Domingão passado, aquela leseira de meio de feriado, meu filho veio com a idéia de uma visita ao Jardim Botânico - que fica a metros da minha casa, mas aonde não ia pelo menos há uns 20 anos. Aquela coisa de carioca que nunca freqüenta o boteco ao lado de casa. Coisa idiota, aliás. Então, animada com a perspectiva de testemunhar as primeiras descobertas ecológicas de minha neta de 10 meses, topei o programa no ato. E amei!

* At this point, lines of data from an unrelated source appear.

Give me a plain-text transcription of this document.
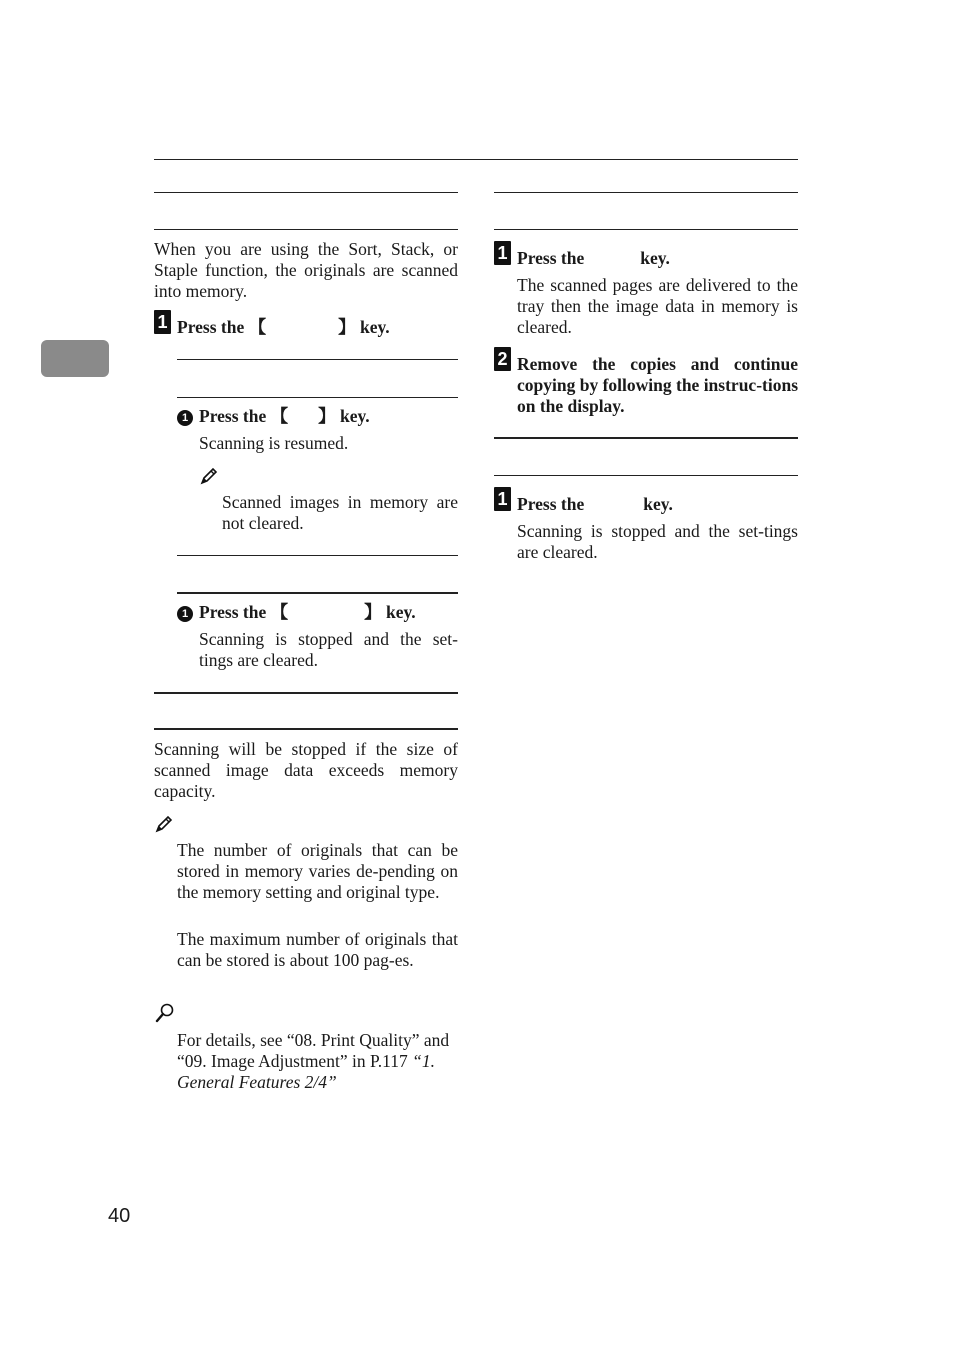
When you are using the Sort, Stack, or Staple function, the originals are scanned into memory.
1 Press the 【	】 key.
1 Press the 【 】 key.
Scanning is resumed.
Scanned images in memory are not cleared.
1 Press the 【	】 key.
Scanning is stopped and the set-tings are cleared.
Scanning will be stopped if the size of scanned image data exceeds memory capacity.
The number of originals that can be stored in memory varies de-pending on the memory setting and original type.
The maximum number of originals that can be stored is about 100 pag-es.
For details, see “08. Print Quality” and “09. Image Adjustment” in P.117 “1. General Features 2/4”
1 Press the	key.
The scanned pages are delivered to the tray then the image data in memory is cleared.
2 Remove the copies and continue copying by following the instruc-tions on the display.
1 Press the	key.
Scanning is stopped and the set-tings are cleared.
40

Andar pelas aléias imperiais, com suas palmeiras imponentes, olhando o balé das tartarugas em seu lago, a delicada beleza das vitórias-régias, o verde coreto que abriga um busto do Frei Leandro e de onde se tem uma visão incrível do parque, botar a Antonia no colo para molhar as mãozinhas no Chafariz das Marrecas, sentar ao pé daquelas árvores centenárias, lembrar do Tom Jobim, nosso Maestro Brasileiro, que tanto se inspirou naquele cenário - foram todos momentos de paz e alegria absolutas. Paz e alegria que, nesse Rio conflagrado, só no Jardim Botânico mesmo.
A salvo da bandidagem, a salvo dos pedintes, a salvo até da tietagem, como pôde testemunhar a casseta Maria Paula, que por lá andou no mesmo domingão, com a filhinha recém-nascida e o marido, sem ser incomodada nem sequer pelo roçar de um indesejado fã.
Meu filho, talentoso fotógrafo, ainda que de domingo, colheu esta imagem aí de cima, que também vai para o álbum da sua filhinha - imortalizando uma verde tarde de muito prazer.
E que custa, apenas, os R$ 4 do ingresso. Mais nada.